Xamlon has released to beta a new developer product (Xamlon Flash Edition) that will compile a .Net program down to a SWF runtime. Like most good ideas, it seems obvious only in retrospect. News stories , many blog postings, and even tutorials all seem pretty postitive so far. Most criticisms seem focussed on SWF as a deployment technology rather than Xamlon per se. The dubious buzzword AFLAX (AJAX with flash) is used to describe what is really a standard Flash application.
This is the latest example of a larger trend in software development: xml-based compilers that allow seperating the authoring language from the deployment platform. Laszlo and mfoundry are two examples of this trend.

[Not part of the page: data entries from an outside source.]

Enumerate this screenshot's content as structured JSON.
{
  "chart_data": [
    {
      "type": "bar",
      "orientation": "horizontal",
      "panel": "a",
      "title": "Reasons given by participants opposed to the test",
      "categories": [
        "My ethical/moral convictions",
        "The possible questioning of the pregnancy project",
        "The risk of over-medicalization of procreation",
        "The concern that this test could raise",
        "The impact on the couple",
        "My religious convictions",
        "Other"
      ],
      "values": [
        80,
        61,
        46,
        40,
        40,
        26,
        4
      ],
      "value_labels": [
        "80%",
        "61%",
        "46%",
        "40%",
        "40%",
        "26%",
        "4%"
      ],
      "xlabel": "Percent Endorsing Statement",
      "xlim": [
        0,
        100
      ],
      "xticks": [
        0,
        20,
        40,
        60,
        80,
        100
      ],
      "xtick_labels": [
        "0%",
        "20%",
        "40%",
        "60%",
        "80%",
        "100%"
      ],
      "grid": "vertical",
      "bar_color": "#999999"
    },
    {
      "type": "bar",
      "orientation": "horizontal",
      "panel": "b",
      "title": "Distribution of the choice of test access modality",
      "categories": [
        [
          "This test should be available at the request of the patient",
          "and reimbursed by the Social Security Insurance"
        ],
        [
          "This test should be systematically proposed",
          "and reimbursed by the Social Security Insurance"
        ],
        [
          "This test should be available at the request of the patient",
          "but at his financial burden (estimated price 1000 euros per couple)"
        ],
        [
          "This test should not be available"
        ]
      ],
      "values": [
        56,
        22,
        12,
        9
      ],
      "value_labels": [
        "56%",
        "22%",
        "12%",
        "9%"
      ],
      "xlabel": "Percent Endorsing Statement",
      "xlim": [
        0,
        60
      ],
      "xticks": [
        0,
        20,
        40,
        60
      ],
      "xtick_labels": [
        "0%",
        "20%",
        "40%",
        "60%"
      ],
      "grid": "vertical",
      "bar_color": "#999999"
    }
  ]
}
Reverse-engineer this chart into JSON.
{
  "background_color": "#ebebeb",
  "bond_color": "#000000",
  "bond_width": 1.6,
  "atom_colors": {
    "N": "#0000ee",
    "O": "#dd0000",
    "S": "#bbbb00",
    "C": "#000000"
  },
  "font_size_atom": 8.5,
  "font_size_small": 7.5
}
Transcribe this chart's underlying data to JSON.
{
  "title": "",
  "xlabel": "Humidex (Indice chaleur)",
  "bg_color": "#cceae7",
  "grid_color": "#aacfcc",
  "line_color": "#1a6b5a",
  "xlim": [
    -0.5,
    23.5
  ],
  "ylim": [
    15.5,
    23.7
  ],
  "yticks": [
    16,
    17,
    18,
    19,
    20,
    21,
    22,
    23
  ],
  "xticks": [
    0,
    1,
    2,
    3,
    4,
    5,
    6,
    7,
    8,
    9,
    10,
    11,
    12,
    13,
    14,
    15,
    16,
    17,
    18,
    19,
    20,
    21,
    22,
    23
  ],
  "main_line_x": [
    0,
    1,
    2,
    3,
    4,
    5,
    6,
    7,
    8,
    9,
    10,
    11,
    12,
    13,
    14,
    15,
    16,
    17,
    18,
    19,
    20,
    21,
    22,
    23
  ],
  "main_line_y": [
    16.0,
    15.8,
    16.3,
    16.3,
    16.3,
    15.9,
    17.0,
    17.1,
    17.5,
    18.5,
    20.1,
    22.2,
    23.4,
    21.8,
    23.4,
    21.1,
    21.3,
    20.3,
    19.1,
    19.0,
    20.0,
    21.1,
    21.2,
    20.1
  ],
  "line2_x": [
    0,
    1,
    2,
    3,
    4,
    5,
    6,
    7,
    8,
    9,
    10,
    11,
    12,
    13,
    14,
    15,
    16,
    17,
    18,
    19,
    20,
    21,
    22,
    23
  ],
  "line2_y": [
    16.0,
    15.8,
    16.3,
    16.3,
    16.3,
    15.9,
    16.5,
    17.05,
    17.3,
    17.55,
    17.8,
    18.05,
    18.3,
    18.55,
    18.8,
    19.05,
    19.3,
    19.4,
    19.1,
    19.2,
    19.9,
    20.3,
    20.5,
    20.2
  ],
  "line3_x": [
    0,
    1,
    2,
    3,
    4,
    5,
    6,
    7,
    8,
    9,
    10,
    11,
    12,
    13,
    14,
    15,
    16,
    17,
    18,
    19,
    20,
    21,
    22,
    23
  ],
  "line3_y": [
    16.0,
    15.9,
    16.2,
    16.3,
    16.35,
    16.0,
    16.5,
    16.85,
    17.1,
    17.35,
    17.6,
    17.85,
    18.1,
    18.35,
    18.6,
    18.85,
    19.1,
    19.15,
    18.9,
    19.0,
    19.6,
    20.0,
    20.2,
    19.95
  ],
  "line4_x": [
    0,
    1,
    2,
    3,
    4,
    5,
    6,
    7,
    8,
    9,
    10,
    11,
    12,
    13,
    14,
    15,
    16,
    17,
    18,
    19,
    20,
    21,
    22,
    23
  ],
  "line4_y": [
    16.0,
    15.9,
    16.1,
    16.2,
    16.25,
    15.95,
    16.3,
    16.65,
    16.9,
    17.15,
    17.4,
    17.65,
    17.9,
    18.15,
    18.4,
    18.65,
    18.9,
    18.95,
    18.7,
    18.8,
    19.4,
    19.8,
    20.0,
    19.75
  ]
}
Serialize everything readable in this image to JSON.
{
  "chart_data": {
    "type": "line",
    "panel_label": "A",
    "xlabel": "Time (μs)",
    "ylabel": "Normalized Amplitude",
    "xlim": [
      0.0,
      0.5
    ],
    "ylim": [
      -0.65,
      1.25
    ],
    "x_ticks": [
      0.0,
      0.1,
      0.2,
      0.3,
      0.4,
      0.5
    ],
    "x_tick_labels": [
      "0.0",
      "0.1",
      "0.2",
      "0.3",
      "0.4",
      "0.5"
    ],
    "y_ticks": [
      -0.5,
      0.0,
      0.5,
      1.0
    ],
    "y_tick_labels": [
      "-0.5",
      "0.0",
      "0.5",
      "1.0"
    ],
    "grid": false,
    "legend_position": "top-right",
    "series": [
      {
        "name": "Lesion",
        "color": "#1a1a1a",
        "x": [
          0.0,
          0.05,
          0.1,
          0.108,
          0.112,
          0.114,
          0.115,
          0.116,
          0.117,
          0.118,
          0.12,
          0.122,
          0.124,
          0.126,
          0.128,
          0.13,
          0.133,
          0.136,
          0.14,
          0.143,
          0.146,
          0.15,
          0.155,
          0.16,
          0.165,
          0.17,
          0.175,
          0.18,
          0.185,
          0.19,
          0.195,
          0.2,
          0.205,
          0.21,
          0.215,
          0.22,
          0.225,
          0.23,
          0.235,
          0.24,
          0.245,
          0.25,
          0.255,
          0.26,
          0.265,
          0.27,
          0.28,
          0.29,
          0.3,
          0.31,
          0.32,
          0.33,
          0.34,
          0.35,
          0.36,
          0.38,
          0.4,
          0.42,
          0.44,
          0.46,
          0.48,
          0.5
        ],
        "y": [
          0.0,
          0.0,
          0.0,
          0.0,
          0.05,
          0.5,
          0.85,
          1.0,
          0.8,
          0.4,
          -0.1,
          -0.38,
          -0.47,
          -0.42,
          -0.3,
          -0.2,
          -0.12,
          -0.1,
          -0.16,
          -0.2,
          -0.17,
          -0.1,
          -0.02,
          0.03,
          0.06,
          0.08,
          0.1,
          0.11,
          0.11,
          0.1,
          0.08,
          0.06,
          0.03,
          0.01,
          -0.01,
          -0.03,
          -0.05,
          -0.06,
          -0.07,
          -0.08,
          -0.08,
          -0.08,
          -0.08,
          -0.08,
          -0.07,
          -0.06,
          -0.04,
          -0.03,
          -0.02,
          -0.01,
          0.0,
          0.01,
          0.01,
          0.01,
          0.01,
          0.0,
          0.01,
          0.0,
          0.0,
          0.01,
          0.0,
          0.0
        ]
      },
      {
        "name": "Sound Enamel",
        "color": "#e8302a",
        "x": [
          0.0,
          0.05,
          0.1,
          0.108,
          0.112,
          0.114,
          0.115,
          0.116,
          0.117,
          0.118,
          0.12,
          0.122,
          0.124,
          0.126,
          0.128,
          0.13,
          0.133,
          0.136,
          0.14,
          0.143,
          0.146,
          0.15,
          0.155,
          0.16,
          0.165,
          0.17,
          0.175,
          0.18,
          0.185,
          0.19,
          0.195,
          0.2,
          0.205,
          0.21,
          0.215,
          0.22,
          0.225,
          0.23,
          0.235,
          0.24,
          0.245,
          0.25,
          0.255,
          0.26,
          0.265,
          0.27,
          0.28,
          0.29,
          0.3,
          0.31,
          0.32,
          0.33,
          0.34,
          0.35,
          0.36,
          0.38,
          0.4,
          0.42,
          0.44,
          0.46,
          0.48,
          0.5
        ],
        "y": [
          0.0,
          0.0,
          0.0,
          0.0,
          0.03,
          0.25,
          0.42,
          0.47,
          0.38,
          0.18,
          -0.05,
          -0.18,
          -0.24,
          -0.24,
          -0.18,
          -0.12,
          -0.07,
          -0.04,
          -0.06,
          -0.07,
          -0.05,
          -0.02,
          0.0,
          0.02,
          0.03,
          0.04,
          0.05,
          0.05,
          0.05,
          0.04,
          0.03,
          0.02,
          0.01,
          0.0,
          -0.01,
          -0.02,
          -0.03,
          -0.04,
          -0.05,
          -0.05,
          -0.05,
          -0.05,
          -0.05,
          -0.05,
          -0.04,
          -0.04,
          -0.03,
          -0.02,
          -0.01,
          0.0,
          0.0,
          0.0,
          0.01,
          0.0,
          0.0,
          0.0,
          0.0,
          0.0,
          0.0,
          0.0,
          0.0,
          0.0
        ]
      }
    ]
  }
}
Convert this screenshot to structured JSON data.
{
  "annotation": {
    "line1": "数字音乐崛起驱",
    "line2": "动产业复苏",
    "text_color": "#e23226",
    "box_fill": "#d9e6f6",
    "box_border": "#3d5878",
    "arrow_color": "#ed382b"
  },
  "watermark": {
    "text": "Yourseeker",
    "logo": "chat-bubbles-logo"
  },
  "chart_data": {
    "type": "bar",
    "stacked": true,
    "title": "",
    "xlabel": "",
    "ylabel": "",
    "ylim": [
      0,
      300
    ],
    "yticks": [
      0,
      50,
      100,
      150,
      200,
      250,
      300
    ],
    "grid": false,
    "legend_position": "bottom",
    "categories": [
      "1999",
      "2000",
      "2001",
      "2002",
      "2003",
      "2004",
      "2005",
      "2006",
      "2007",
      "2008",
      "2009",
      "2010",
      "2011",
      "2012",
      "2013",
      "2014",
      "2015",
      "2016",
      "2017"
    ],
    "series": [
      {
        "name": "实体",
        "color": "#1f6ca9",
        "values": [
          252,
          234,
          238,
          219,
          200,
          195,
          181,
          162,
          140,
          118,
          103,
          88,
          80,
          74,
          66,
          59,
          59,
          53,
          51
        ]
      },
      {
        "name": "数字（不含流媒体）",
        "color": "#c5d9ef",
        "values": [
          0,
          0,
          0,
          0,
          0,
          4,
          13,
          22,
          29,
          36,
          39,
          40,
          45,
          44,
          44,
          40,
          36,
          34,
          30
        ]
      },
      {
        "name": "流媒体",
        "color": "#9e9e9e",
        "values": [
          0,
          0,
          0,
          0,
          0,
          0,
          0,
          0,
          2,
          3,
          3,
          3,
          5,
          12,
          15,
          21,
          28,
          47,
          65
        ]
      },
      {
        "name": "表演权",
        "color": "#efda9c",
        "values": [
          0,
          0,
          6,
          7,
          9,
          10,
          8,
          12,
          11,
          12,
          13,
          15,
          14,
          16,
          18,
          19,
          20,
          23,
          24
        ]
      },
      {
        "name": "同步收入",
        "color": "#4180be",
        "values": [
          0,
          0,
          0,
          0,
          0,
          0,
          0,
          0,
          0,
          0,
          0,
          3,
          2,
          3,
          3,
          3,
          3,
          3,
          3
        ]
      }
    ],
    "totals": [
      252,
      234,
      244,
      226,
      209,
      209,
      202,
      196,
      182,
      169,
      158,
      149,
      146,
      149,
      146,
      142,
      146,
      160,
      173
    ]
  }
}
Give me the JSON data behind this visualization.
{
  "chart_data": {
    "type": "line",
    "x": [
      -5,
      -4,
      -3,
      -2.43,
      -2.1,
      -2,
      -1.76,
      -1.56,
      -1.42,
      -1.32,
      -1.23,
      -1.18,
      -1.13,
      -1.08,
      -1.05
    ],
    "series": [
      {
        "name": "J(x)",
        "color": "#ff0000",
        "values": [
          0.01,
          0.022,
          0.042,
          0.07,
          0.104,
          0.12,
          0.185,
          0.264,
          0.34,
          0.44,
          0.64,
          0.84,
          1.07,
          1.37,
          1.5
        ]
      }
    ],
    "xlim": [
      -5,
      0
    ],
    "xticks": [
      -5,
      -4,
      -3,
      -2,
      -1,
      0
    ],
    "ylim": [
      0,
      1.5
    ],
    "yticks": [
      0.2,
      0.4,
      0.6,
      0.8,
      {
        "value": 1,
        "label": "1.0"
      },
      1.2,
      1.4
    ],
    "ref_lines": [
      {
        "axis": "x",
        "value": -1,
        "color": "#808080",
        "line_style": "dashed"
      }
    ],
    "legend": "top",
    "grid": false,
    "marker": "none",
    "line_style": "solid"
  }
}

The basic idea behind Xamlon is to let hard-core Microsoft developers leverage the ubiquitous flash runtime, rather than waiting ages for LongHorn to get released. This is actually a pretty big deal: for the first time, SWF-based RIA development will be possible using industry-standard programming languages. No offence to Laszlo or Macromedia, but nobody really WANTS to learn a new xml-based declarative programming language. Microsoft makes great developer tools, the problem has always been that the use of those tools locks you into developing only for Microsoft clients (be it OS or browser). Xamlon may solve this problem.
Since Xamlon compiles the SWF file from IL (intermediate language) code, any dot net language (XAML, C#, Visual Basic) can be compiled down into a SWF.
I’m no Microsoft hacker, so I’m not really in a position to evaluate or consider this technology. But any RIA developers who are already skilled in Microsoft technologies should at least consider Xamlon.